Laughing, she rose up to kiss him.
He cupped her face and then trailed his hands down her shoulders and over her soft skin, to her back and buttocks to press her closer to him so that he could feel her curves meld to his body. He leaned his head back as she peeled his coat off, then pulled his shirt off over his head.
Phoebe hesitated as she saw the scars that marred the perfection of Urian’s chest. She’d never seen him unclothed before. Because he’d always visited her in her room, they hadn’t dared.
But damn. While she’d known he was battle hardened, seeing it was a different story. There were fresh and healing bruises as well as scratches, all over him. Her heart wrenched at the sight. Biting her lip, she traced them with her fingertips, until she got to the Daimon mark at the center of his chest, over his heart. “Does it hurt?”
“No.”
It looked like a big bruise. One that was larger than her hand.
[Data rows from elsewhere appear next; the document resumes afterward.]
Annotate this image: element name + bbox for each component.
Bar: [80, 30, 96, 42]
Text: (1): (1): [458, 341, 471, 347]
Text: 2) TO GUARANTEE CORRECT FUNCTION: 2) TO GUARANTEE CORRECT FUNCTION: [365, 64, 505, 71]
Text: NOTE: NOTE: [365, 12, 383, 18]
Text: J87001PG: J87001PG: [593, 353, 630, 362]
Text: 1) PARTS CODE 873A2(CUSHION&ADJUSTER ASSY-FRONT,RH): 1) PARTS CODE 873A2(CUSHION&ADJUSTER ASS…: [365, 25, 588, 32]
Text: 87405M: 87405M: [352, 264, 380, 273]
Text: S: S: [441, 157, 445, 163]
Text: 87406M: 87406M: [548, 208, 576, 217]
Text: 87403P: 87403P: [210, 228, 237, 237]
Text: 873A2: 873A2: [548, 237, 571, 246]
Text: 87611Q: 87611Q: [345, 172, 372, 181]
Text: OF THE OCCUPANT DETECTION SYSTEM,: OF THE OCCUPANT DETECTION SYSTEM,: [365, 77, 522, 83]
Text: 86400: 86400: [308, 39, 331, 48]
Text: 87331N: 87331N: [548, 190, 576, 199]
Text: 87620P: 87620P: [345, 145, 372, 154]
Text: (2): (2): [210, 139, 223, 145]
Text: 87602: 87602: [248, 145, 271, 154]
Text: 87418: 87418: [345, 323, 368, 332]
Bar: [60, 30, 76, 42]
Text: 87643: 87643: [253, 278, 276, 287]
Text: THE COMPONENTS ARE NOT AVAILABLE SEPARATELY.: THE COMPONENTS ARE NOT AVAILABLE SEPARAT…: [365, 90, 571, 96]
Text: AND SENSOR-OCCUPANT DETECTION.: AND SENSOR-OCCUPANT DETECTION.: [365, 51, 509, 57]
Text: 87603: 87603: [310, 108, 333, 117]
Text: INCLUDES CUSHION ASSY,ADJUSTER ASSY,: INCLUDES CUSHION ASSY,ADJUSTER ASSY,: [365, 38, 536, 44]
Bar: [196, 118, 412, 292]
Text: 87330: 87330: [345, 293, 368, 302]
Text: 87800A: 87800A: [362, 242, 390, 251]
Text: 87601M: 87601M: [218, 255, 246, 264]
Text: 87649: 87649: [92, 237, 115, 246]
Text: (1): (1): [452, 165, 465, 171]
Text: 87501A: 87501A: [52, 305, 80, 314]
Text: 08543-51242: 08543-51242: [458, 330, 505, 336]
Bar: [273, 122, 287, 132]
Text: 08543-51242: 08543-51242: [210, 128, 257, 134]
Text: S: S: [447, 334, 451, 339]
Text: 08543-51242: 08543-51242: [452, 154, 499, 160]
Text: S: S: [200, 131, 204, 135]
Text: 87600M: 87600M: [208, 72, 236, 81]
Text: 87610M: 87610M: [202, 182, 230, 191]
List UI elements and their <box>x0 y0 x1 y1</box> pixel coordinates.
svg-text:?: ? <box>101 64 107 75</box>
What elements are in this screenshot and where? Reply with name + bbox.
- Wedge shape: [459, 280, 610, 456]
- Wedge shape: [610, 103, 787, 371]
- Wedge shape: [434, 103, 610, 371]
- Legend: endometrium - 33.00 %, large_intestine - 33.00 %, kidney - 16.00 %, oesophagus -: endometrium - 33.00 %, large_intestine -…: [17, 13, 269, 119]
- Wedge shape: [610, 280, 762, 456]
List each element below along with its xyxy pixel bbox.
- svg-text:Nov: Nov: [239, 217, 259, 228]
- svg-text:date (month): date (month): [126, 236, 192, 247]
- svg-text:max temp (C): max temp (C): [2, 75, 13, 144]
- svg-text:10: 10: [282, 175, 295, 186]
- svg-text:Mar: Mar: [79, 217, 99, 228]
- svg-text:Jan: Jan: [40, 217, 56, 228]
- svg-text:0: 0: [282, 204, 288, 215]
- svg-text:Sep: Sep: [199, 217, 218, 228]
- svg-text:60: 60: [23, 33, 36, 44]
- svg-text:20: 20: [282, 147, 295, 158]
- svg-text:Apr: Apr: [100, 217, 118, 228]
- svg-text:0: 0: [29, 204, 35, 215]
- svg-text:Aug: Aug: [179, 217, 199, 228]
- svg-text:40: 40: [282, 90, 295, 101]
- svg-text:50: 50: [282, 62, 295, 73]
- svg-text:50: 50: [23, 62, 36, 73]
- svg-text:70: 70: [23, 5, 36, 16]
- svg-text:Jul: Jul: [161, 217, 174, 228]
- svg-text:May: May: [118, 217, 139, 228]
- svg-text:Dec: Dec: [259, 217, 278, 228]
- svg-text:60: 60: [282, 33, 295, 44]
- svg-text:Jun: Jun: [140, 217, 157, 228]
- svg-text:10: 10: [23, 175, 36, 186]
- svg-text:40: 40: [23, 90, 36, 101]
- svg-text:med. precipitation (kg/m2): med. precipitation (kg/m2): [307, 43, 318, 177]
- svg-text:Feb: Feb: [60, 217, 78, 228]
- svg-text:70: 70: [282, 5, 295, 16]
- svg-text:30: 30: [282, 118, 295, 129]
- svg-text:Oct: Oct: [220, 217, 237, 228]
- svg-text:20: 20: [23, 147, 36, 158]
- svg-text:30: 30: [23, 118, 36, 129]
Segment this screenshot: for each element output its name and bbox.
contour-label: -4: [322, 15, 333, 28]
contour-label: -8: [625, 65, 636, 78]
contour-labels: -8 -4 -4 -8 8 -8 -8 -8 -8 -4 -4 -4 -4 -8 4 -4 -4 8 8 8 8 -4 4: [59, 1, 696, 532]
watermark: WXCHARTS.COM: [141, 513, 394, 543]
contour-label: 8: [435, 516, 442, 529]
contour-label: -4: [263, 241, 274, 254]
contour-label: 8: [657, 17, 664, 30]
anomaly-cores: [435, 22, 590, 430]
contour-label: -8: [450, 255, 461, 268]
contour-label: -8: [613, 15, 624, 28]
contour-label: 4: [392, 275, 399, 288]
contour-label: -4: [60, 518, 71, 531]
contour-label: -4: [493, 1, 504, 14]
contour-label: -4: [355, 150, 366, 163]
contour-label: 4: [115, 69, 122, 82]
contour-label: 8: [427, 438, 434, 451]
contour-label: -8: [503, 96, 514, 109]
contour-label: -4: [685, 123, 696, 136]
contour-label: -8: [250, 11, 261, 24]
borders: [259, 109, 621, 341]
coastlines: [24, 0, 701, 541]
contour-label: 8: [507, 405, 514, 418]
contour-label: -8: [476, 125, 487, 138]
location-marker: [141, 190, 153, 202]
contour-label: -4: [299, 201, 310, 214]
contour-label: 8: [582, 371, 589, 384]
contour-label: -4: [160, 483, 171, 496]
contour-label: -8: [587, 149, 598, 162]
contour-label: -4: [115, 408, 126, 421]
No wonder it was so easy for a Dark-Hunter to kill them. “Do they have to pierce it in the center or just nick it anywhere?”
He tilted his head to look down at her hand. “You know, I’ve never really thought about that. Thanks, Phee, for giving me something else to worry about in a fight.”
She laughed. “Well, you do have to think about it, you know?”
“Hmmm.”
Kissing his mark, she tongued her way across his chest to his peculiar phoenix-dragon tattoo. “What’s this for?”